On 27.09.2010, at 11:13, Alexander Graf wrote:

> 
> On 27.09.2010, at 10:38, Avi Kivity wrote:
> 
>> On 09/19/2010 06:28 PM, Avi Kivity wrote:
>>> On machines without monitor/mwait we use an sti; hlt sequence to atomically
>>> enable interrupts and put the cpu to sleep.  The sequence uses the "interrupt
>>> shadow" property of the sti instruction: interrupts are enabled only after
>>> the instruction following sti has been executed.  This means an interrupt
>>> cannot happen in the middle of the sequence, which would leave us with
>>> the interrupt processed but the cpu halted.
>>> 
>>> The interrupt shadow, however, can be broken by an nmi; the following
>>> sequence
>>> 
>>>   sti
>>>     nmi ... iret
>>>     # interrupt shadow disabled
>>>     intr ... iret
>>>   hlt
>>> 
>>> puts the cpu to sleep, even though the interrupt may need additional processing
>>> after the hlt (like scheduling a task).
>>> 
>>> sti is explicitly documented not to force an interrupt shadow; though many
>>> processors do inhibit nmi immediately after sti.
>>> 
>>> Avoid the race by checking, during an nmi, if we hit the safe halt sequence.

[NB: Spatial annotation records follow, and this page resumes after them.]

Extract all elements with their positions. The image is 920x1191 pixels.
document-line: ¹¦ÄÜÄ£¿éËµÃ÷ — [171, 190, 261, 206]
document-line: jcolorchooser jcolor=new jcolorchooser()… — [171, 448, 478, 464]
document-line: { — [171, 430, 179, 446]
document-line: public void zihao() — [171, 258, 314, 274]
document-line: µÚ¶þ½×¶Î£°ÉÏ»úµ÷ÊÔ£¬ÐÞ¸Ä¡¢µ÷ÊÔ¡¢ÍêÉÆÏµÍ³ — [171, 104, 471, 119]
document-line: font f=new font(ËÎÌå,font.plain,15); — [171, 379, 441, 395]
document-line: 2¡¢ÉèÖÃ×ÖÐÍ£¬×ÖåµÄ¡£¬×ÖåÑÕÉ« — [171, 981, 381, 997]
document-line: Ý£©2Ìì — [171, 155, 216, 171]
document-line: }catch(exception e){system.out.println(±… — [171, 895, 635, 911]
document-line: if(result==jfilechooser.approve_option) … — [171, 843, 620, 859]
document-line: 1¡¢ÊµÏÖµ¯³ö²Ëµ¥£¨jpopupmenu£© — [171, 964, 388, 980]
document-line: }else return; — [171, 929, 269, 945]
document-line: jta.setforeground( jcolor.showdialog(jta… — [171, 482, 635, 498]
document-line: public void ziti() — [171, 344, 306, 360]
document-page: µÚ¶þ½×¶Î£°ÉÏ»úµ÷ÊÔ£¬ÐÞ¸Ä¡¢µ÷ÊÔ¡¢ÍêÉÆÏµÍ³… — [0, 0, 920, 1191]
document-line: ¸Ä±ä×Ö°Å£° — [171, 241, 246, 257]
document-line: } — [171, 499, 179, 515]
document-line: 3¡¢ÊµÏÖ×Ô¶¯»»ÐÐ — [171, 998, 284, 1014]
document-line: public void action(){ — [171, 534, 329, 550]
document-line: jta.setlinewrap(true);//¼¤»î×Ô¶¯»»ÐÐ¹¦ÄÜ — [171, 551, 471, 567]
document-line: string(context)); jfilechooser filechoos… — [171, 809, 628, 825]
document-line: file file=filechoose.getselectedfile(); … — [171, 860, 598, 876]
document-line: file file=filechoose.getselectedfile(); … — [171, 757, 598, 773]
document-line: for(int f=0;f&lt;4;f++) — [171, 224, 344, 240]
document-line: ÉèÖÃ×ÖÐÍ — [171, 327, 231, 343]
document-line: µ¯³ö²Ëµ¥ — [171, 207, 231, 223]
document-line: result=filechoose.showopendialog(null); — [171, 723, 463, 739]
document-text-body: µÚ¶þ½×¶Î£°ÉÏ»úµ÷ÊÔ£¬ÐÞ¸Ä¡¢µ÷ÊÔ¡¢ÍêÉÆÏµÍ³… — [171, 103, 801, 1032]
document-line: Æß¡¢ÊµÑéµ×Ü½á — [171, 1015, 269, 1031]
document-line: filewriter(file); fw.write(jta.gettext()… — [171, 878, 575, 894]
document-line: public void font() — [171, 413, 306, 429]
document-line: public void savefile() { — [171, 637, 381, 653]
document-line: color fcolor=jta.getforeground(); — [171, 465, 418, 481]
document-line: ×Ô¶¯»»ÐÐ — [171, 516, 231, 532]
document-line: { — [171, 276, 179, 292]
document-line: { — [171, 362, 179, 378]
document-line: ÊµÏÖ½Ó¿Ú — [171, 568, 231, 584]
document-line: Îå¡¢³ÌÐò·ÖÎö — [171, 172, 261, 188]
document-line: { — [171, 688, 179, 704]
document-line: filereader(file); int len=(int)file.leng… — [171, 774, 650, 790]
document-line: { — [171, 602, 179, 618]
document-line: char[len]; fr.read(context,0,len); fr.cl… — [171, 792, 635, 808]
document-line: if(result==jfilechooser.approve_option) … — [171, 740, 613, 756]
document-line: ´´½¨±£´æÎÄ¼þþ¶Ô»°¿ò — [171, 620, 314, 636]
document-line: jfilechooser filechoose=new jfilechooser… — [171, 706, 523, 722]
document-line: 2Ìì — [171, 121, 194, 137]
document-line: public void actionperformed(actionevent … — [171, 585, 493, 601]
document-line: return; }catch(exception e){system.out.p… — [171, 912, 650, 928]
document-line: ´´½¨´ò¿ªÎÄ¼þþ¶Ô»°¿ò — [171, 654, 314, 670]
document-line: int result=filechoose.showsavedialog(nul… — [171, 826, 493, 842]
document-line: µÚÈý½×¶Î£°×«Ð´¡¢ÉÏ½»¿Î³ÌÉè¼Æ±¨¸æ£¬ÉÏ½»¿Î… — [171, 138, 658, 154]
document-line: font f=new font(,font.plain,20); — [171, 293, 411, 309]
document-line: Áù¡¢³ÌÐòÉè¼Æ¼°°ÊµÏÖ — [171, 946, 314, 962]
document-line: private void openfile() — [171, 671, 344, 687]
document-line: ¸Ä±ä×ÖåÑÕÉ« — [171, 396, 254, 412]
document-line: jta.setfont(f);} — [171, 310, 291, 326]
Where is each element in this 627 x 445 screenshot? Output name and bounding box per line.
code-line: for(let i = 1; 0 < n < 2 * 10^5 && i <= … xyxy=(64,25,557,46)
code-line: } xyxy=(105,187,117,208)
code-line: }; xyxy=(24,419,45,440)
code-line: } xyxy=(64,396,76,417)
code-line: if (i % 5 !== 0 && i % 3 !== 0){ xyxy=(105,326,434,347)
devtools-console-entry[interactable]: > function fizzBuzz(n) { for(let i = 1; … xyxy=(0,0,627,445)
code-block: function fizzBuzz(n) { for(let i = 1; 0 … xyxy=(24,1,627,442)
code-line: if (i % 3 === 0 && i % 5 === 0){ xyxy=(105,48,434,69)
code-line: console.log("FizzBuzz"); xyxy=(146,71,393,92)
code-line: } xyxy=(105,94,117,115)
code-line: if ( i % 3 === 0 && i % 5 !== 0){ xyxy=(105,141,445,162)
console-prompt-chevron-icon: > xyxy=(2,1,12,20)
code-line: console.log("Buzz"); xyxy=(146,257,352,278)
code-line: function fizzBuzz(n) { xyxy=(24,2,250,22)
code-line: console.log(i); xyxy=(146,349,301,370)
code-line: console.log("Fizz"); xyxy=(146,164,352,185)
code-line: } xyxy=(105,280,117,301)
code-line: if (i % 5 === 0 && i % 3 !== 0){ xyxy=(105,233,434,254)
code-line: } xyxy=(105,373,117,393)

>>> If we did, increment the instruction pointer past the hlt instruction; this
>>> allows an immediately following interrupt to return to a safe place.
>>> 
>>> Signed-off-by: Avi Kivity<avi@...hat.com>
>> 
>> Ping.
> 
> Wow, this is incredibly ugly :). Can't we just mask NMIs when the interrupt shadow is active?

Yeah, that's me writing without thinking. So this means that the race can also happen on real hardware?